Today is the second day of Hanukkah, Happy Hanukkah to all the people around the world who celebrate Hanukkah. Thousands of years ago it was gelt that was given to children as part of Hanukkah. These days it is not only children who receive gifts but adults as well.
“As per the Talmud, Hanukkah gelt reminds people to light at least one candle per night during the festival. The widespread gelt tradition made it possible for the poor to get enough money to burn their candles during Hanukkah. There are symbolic associations with the gelt-giving tradition followed on Hanukkah. The coin given as gelt stands for freedom of the Jews from the Syrian rule. After the historic victory of Jews, they were able to get the right to print their own coins and money. The gelt reminds people of this freedom. The money also serves as the reminder to the people to share with people in need and indulge in acts of charity.
The only tradition of gift giving associated with the festival is the exchange of gelt. Since Hanukkah falls on the same time as Christmas, the Jews expanded the gelt-giving tradition to gift giving tradition. With time, the gift giving tradition on Hanukkah became very popular. Gifts serve both for the traditional aspect and the fun part. The gift-giving tradition is no longer restricted to children. Adults too participate in it whole-heartedly. This tradition brings people close to each other and enables them to spend precious moments with each other.”
Since gift giving is such a huge part of Christmas and Hanukkah these days, I would like to propose to all of you, that in your efforts to give gifts to each other you really try very hard to give a gift from the heart. Whether you celebrate Hanukkah or Christmas this time of year, whether you are giving to a child or an adult; for goodness sake, take the time to make it a well thought out gift. Get organized, make a list of everyone you would like to give a gift to. As you are compiling the list think of each individual and what their likes and interests are. Whenever possible folks, give money or a gift card only as a last resort.

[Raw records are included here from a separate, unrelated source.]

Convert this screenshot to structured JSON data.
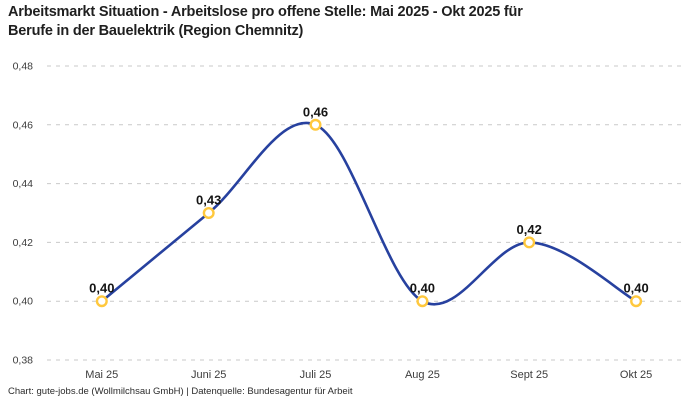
{
  "header": {
    "title": "Arbeitsmarkt Situation - Arbeitslose pro offene Stelle: Mai 2025 - Okt 2025 für Berufe in der Bauelektrik (Region Chemnitz)",
    "title_lines": [
      "Arbeitsmarkt Situation - Arbeitslose pro offene Stelle: Mai 2025 - Okt 2025 für",
      "Berufe in der Bauelektrik (Region Chemnitz)"
    ]
  },
  "footer": {
    "credit": "Chart: gute-jobs.de (Wollmilchsau GmbH) | Datenquelle: Bundesagentur für Arbeit"
  },
  "chart_data": {
    "type": "line",
    "title": "Arbeitsmarkt Situation - Arbeitslose pro offene Stelle: Mai 2025 - Okt 2025 für Berufe in der Bauelektrik (Region Chemnitz)",
    "categories": [
      "Mai 25",
      "Juni 25",
      "Juli 25",
      "Aug 25",
      "Sept 25",
      "Okt 25"
    ],
    "values": [
      0.4,
      0.43,
      0.46,
      0.4,
      0.42,
      0.4
    ],
    "point_labels": [
      "0,40",
      "0,43",
      "0,46",
      "0,40",
      "0,42",
      "0,40"
    ],
    "y_ticks": [
      0.38,
      0.4,
      0.42,
      0.44,
      0.46,
      0.48
    ],
    "y_tick_labels": [
      "0,38",
      "0,40",
      "0,42",
      "0,44",
      "0,46",
      "0,48"
    ],
    "ylim": [
      0.38,
      0.48
    ],
    "xlabel": "",
    "ylabel": "",
    "grid": "horizontal-dashed",
    "legend": "none",
    "line_style": "smooth",
    "colors": {
      "line": "#27419f",
      "marker_ring": "#ffc83d",
      "marker_fill": "#ffffff",
      "grid": "#c9c9c9",
      "point_label": "#141414",
      "tick_label": "#3c3c3c"
    }
  }
}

This is a very special time of year, whether you celebrate Hanukkah or Christmas, people are giving gifts this week, why not this year make those gifts from the heart? Here are some suggestions of gifts you can give. This is difficult so you have to sit and think about the individual you are giving to. Which is why it is so special when you give from the heart. The person that receives that gift understands that a lot of thought went into it.
- Why not offer to babysit your friends’ children for the weekend so they can go away?
- Chocolate lovers, in a basket place various types of good quality dark chocolate.
- Coffee lovers, in a basket place various bags of high quality coffee beans and perhaps a coffee grinder.
- For the snackers in your life, make a huge bowl of trail mix (nuts, dark chocolate, dried fruit, unsweetened coconut and seeds). Place it into cute plastic bags and tie ribbons around.
- For the cook, how about a basket containing a cookbook, cooking utensils, extra virgin olive oil and some great spices.
- For the man who likes to grill, why not a chef’s jacket to protect his clothing and large grilling utensils?
- For your child, this works for any age, give them a card with a weekly appointment for just the two of you. Make it a lunch date or a play date (this is great for you workaholics out there).
In an effort to refrain from a blog entirely way too long to read, I will simply say think about who you are giving a gift to, think about the talents you may have. Consider making home made gifts, offering to iron or sew with a friend, offer to help decorate if that is your forte, home made jams and jellies, home made marinades, home made salad dressings. In closing, do not give a gift just to give a gift. Give a gift with love and caring and it will truly put a smile on the recipient’s face.